Jennifer Wagner, director of Medicaid eligibility and enrollment for the Center on Budget and Policy Priorities, a left-leaning think tank, worries that some states may welcome the chance to purge their welfare rolls and do little to help people prove their eligibility or find new coverage.

“What we have seen historically is that so many eligible people get caught up in the chaos of this, of states not doing good ex parte [renewals], of not updating addresses, not leveraging SNAP information for addresses or income or other things, relying on paper-based mail instead of any effort to phone calls or text messages or other things,” she said.

Medicaid experts point to Ohio — where the state has contracted with an outside vendor that will automate eligibility redeterminations in exchange for a cut of state Medicaid savings and plans to process redeterminations in 90 days — as a particularly concerning case. The Ohio Department of Medicaid declined to comment.

Medicaid advocates are also concerned that states may have a financial incentive to clear their rolls as quickly as possible. The additional federal matching funds that Congress provided to help pay for the swelling Medicaid rolls will be cut at the end of the quarter in which the public health emergency ends, giving states a reason to rush through the process instead of taking the full 12 months the Biden administration has said it will allow.

Democrats proposed extending those additional federal payments as part of their social spending package, but the effort is stalled in Congress.

Medicaid advocates caution that the faster states rush through the process, the greater the chance eligible individuals could lose coverage for not filling out the right paperwork. Kicking people off state Medicaid rolls who are eligible stands to not only disrupt patient care — meaning less management of underlying conditions at doctor’s offices and more utilization of higher-cost care in hospitals — but also could cost states down the road in staff time to reprocess those individuals if and when they reapply for Medicaid.
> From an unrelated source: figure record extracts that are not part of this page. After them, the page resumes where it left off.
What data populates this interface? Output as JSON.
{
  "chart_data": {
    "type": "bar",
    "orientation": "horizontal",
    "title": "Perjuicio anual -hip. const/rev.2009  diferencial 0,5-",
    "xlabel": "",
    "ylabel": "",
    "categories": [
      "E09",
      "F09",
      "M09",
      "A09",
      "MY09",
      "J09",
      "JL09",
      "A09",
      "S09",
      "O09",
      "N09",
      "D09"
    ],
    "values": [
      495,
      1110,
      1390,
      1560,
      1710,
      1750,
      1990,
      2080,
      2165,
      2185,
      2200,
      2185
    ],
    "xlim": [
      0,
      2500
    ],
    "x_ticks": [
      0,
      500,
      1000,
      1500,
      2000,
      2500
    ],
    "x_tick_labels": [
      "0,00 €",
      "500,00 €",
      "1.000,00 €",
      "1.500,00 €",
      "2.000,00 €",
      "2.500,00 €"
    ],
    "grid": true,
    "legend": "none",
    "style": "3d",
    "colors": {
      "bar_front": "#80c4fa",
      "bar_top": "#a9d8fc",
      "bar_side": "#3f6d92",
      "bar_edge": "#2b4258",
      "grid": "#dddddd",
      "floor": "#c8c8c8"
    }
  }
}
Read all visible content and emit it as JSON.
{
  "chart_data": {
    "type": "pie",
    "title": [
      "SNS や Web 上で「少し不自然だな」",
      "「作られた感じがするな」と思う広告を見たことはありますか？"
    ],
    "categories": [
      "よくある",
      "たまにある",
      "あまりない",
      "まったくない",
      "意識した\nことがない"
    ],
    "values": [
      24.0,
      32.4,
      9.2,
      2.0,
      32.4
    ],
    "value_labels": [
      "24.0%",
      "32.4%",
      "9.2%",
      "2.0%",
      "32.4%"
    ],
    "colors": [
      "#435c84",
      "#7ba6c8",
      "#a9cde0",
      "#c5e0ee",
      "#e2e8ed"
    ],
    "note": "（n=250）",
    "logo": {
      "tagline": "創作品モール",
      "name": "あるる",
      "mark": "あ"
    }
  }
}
It’s also likely to have a disproportionate impact on low-income communities of color, given that more than half of Medicaid recipients identify as Black, Hispanic, Asian American, or another non-white race or ethnicity, according to MACPAC.

Tricia Brooks, a research professor at the Georgetown University McCourt School of Public Policy, warned that states trying to complete redeterminations over a short time period could see call centers quickly overwhelmed — reminiscent of the strain state unemployment systems came under at the beginning of the pandemic.

“When you have an hour wait time at a call center, you can’t expect the consumers are getting the information that they need and you need to be able to hit the pause button,” Brooks said. “I worry that we’re not going to be able to hit the pause button before too much damage is done.”